Exclusive images of Gehry's stunning new project, brought to you by WAN
After years of trying to woo Frank Gehry to design a building in Las Vegas, which the architect has refused to do on countless occasions, the city finally gets its Gehry. While the signature steel forms of the Lou Ruvo Center may at first suggest the building is just another Gehry project, think again. What distinguishes this Gehry design from the rest is that it is the only one for hire, not to mention that the building has received critical praise from the Los Angeles Times architecture critic, Christopher Hawthorne, as having the most impressive Gehry-designed interior space since the architect’s Disney Concert Hall in 2003.
The Cleveland Clinic Lou Ruvo Center for Brain Health, which officially opened Friday, is a leading research centre for degenerative brain diseases. Gehry agreed to design the building only after discovering he shared a bond with its founder, Larry Ruvo. Both men suffered personal losses to degenerative brain diseases. Ruvo lost his father to Alzheimer’s disease and Gehry’s analyst’s wife succumbed to Huntington’s disease. United in tragedy, the two men set out to design a world-class brain research center in the desert, gambling on the clinic’s excellent reputation and Gehry’s star power to ensure its success.

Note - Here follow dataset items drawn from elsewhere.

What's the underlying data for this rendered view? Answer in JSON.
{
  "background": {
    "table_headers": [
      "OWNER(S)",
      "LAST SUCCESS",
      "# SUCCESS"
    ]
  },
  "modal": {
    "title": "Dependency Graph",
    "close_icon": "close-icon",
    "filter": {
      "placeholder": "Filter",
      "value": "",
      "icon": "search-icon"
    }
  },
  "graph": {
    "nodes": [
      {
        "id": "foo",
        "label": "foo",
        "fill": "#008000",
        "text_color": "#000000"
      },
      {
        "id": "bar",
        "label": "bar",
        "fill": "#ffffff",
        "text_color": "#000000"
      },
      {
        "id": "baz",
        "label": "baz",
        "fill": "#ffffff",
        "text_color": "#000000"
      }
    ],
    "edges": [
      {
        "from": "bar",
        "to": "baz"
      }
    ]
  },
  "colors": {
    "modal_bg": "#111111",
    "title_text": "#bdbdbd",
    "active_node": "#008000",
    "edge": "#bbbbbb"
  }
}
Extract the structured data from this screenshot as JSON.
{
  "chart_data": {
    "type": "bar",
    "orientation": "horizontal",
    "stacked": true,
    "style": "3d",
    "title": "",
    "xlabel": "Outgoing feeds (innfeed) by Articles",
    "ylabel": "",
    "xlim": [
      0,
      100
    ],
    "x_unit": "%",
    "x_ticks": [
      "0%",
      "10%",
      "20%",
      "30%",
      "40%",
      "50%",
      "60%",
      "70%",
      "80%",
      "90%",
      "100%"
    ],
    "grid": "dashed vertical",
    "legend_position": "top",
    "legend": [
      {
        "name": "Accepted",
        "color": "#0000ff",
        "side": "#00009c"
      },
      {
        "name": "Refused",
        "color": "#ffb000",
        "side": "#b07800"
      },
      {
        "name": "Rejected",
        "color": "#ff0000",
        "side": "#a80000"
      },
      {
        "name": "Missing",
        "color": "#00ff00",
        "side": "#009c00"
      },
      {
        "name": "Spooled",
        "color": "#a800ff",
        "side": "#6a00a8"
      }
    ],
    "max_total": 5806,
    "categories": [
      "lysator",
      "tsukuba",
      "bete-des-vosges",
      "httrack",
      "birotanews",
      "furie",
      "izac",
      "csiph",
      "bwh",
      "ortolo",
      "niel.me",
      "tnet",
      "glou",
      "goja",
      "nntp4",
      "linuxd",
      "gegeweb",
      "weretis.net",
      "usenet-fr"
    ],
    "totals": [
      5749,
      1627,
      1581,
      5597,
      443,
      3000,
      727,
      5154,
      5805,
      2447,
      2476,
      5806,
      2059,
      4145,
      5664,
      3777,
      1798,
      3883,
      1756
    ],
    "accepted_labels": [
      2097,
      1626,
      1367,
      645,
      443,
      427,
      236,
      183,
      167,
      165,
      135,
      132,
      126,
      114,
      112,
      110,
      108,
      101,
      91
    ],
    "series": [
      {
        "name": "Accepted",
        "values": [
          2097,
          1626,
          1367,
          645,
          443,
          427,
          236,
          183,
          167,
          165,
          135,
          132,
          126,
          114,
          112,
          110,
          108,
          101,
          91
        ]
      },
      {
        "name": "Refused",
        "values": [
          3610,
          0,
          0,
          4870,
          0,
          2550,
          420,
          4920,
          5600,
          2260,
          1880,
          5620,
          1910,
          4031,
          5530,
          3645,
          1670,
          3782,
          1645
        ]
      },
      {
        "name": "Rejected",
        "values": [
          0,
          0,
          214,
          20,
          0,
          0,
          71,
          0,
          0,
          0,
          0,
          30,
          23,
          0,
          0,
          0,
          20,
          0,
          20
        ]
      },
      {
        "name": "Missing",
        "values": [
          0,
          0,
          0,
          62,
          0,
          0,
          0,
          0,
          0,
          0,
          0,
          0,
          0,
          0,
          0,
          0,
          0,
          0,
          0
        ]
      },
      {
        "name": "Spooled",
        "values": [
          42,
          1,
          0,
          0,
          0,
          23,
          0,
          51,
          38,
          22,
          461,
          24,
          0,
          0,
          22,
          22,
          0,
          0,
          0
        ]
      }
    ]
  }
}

The $100 million complex comprises two wings connected by an open courtyard: a dedicated research center, located at the northern end of the building, and a ‘for-hire’ event space, dubbed the Life Activity Center, located at the southern end. Architecturally, the two spaces are dramatically different and yet together they form a cohesive whole. The four-storey clinic, which houses medical offices, patient rooms and research space, is rational. Clad in stucco and glass and resembling a series of stacked white blocks, it takes on a conventional, rectilinear geometry. By contrast, the Life Activity Center is a soaring sculptural volume tucked beneath a signature Gehry stainless steel roof. Designed as an event space, it can be rented out for parties, weddings and special occasions with the proceeds going to fund the center’s research.
While the first blush reviews of the building have been good, the expectations for the Center are high and exceed garnering architectural accolades. Las Vegas suffers from one of the highest unemployment rates, 14 percent, in the country. The city sees the clinic, which sits at the far south of Symphony Park, as the catalyst it desperately needs to restart the stalled 60-acre, mixed-use revitalization project. The city also needs to diversify its economy beyond gambling. A major medical centre would be a good start. At the opening, the Cleveland Clinic announced its intentions to expand its focus and its presence in Las Vegas beyond the Ruvo Center, perhaps adding cardiology services next with the future promise of growing a full service hospital there.